Blood Trail Directionality
It’s a rare day when Mac Taylor (Gary Sinise) doesn’t have a pithy quip to assess a grisly situation. True to form, he observes the bloody remains of a man who’d been killed at a high-end auction, he pronounces, “Guess some people are recession-proof.” Nicely done, you think. When Hawkes (Hill Harper) delivers a suitable set-up (“The auction house stood to make a killing”), the boss demonstrates just why he’s at the top of the one-liner game: “They’re not the only ones!”
It’s the sort of exchange that commences most episodes of CSI: New York. Tonight, however, Mac undergoes something of a shift in tone, when he comes up against a case that defies glib dismissal. In “Yahrzeit,” he is called on to dig into history, and learns not only the sort of overarching lesson that typifies any series’ Very Special Episode (the Holocaust was bad), but also discovers something long unknown about his father, Boyd McCanna Taylor, who helped to liberate Buchenwald as a young marine.
Mac has always had a grim streak, of course, introduced in 2004 as he was still reeling from his wife’s death in the Towers on 9/11. While his own history as a marine is plain in his set jaw and tough-guy affect, not to mention his occasionally noted hand-to-hand combat skills, he has for the most part in CSI: NY appeared low-key, despite his impatience with the inevitable ambiguities of crime-solving in Manhattan. He believes in right and wrong, in forensic science, and in justice, however it might be achieved.
No matter the frequent testing of Mac’s resolve, he tends to remain brusque. This episode leads to something of a crescendo in volume and moral fury, including one of the most egregious of those infamous CSI explications (he actually defines “Nazi Youth” while accusing a suspect of being a former member, the sort of awkward, overstated didactic moment that characterizes the franchise: “A paramilitary organization of the Hitler Party assigned to round up Jews trying to escape the Final Solution!”) Still, for much of the running time, Mac keeps his entertaining cool.
The crime Mac and Co. are investigating at episode’s start is, typically, not quite what it seems. This has to do with an evolving context of neo-Nazism. Hawkes is the first to set that scene, indirectly, when his uncle’s passing gets him thinking out loud for Danny (Carmine Giovinazzo) about prejudice in America. The uncle, he recalls, “was in Memphis the day Dr. King was assassinated, he couldn’t have been more than 10 years old.” The experience shaped him, Hawkes notes, such that his own experience “on the front lines of racism” was founded on stanch self-restraint, not letting the villains win because of his own righteous outbursts or “giving them what they wanted.” When they go to question a suspect on the auction murder, he turns out to be Michael Elgers (Matt McTighe), “everybody’s favorite skinhead.” The guy baits the cops (he questions “Nation of Islam”‘s identification papers and suggests he’d like to lynch him), soliciting Danny’s undisciplined rage and landing in a room with Mac.

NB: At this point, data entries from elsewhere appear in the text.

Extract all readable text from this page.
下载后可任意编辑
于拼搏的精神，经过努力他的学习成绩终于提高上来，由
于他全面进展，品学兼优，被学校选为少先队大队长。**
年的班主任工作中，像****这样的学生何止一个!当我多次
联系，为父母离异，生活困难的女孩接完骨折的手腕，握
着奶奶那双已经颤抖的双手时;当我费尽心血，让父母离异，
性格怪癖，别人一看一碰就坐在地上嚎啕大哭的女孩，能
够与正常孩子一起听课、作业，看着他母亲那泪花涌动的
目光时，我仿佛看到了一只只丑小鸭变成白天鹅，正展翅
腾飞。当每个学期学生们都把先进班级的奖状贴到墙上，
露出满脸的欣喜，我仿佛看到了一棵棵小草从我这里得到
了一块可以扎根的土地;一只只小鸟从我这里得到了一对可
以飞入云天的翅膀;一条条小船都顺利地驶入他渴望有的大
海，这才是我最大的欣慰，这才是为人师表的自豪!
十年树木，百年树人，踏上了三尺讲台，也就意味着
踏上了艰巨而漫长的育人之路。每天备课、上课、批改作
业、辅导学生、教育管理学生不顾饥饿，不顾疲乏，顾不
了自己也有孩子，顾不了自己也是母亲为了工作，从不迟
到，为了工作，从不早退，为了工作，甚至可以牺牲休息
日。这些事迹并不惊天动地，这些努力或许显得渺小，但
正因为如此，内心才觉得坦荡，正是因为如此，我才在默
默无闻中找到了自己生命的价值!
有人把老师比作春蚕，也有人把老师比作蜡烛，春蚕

Here Danny and Hawkes get to observe the master at work. Elgers threatens to bring a brutality case, doing his best to get under Mac’s righteous white-guy skin: “What the hell happened to this country?” he snipes. “Back in the day, you and I wouldn’t been having this conversation.” Mac takes aim: “Back in the day, I would have shot your racist ass!” Elgers tries again, suggesting that Mac is “Super white man… Niggers, zipperheads, little queer faggots: you save ‘em all.” It’s strong language for network, even today, and Mac proves his excellence, again, by refusing to be rattled. When the villain takes pride in his own ignorance (“Any beaner can get an education in America, I’m fourth-generation American, that’s all the success”), Mac makes clear that he’s not even the target here. “Even without the diploma,” he hisses, “I bet you can see where this is going.” It’s not before Elgers has given up an especially intriguing name.
That would be Abraham Klein (Ed Asner), whose convoluted story provides the rest of the episode’s plot. While this plot in itself is inelegant in the way the franchise tends to be (that is, the turns are obvious and over-explained), it does offer an opportunity for Sinise and Asner to work through the subtleties of secrecy and revelation. If you ignore the big showdown moment—when Mac explodes uncharacteristically, in order to underline needlessly the significance of the history—their conversation is compellingly reserved, even as each man acts out an unnerving moral certainty.